Nur dort, wo die einander kreuzenden Verbindungswege hinsichtlich Markierung, Breite und Verkehrsführung im Wesentlichen gleichartige Merkmale aufweisen, so dass der Straßencharakter der Fahrbahnen klar und unmissverständlich ist, sei die Regel anzuwenden. Weist dagegen ein Parkplatz nur Parkflächenmarkierungen auf, gelte die Vorfahrtsregel “rechts vor links” (§ 8 der Straßenverkehrsordnung) nicht. Mit diesem Urteil vom 2. Mai 2012 (Az. 10 S 1/12) hat das Landgericht (LG) Detmold ein Urteil des Amtsgerichts (AG) Lemgo in vollem Umfang bestätigt.

Das AG hatte über einen Verkehrsunfall auf einem Kaufhausparkplatz in Bad Salzuflen zu entscheiden.
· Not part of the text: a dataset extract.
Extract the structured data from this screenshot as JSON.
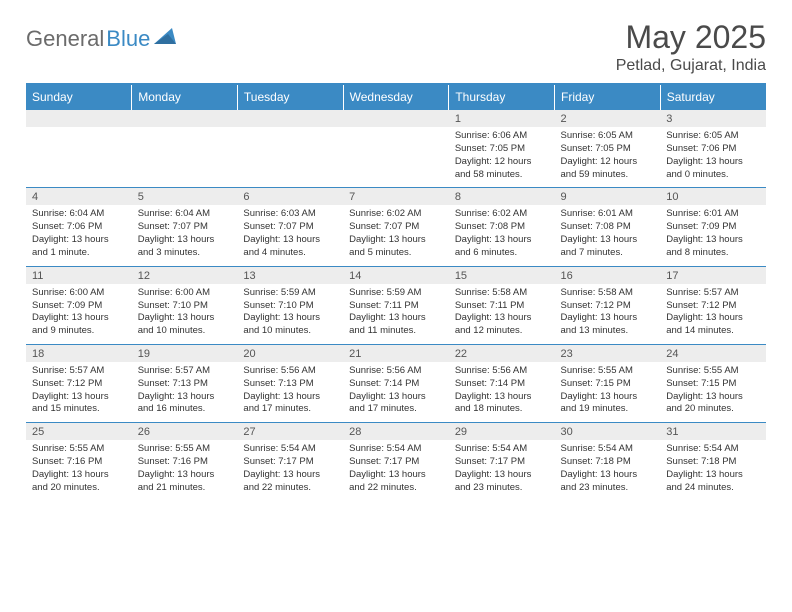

Dort waren lediglich Parkbuchten auf der Parkfläche eingezeichnet. Weitere, straßenähnliche Markierungen waren nicht vorhanden. Vor Gericht konnte sich der eine Verkehrsteilnehmer deshalb nicht mit der Argumentation durchsetzen, dass der andere, von links kommend, sein Vorfahrtsrecht nicht beachtet habe. Nach Ansicht des AG galt für beide Verkehrsteilnehmer vielmehr das besondere Rücksichtnahmegebot des § 1 Abs. 2 StVO. Der Schaden wurde daher geteilt.”